Updated

All that remained of some homes was memories and wreckage after a tornado plowed across the Carbon Hill area, killing seven people.

Sheryl Wakefield, the youngest of 10 children, was happy living amid her family in a cluster of six homes on a quiet country road, but on Monday hers was the only one undamaged.

She and her husband were joined in their storm cellar by their son and his family as the twister roared by in the darkness, heavily damaging or destroying the other five houses.

"My son doesn't even know where his home is. It's gone. It's just gone," she said Monday.

Streets and roads were blocked by fallen trees, power lines and sheet metal from mobile homes. Part of the roof was stripped from the elementary school.

"I reckon about a third of the town is gone," said Terry Murray, part of a crew surveying the damage caused by giant trees that crashed onto homes.

Carbon Hill, about 70 miles northwest of Birmingham, was struck by as many as three twisters Sunday night.

Many people were still at church or on the way home when the storms hit. Others were glued to their televisions watching radar images of what seemed like waves of funnel clouds.

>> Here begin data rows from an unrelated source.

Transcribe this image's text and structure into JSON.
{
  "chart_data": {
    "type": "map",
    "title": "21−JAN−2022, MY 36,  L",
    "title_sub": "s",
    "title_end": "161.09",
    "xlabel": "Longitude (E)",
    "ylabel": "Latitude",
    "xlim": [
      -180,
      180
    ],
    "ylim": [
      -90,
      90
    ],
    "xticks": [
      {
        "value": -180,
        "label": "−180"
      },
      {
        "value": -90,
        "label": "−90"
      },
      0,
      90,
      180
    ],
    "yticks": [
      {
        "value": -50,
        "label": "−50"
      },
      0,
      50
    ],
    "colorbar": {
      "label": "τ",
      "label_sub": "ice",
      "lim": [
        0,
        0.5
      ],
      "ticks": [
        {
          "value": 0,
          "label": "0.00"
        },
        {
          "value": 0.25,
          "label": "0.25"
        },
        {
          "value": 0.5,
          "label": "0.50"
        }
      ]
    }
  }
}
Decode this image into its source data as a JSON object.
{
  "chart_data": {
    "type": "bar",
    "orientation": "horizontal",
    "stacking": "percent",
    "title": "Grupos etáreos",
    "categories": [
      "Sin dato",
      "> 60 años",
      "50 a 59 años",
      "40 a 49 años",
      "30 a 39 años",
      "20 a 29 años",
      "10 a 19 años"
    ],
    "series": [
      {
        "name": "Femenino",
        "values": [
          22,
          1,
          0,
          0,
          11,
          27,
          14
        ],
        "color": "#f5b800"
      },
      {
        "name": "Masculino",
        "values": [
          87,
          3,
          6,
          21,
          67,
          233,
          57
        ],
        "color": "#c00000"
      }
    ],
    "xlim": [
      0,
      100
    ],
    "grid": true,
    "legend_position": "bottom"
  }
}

Jeff Stough was driving along a dark road and the weather was "calm as anything."

"I went around a corner and it just hit. It blew me off the road, then it blew me back on it," Stough said.

Walker County Deputy Coroner Bob Green was at the scene where the bodies of two women were found beside a road.

"They were laying down off the side," he said. "It was bad. Carbon Hill had a bad time."

Wakefield said her 72-year-old sister, Audrey Alexander, and Alexander's daughter, Susan, died in the wreckage of their doublewide mobile home, its metal frame twisted around a broken tree.

"It took a long time for them to find them," Wakefield said.

Randall Garrison's house was damaged but can be repaired. Some of his neighbors were not as fortunate.

"Two mobile homes beside us are gone," said Garrison, who was on his way home from church when the storm struck. "My two outbuildings are blown away. The house right beside me, it took off its foundation. I thank God he had me at church."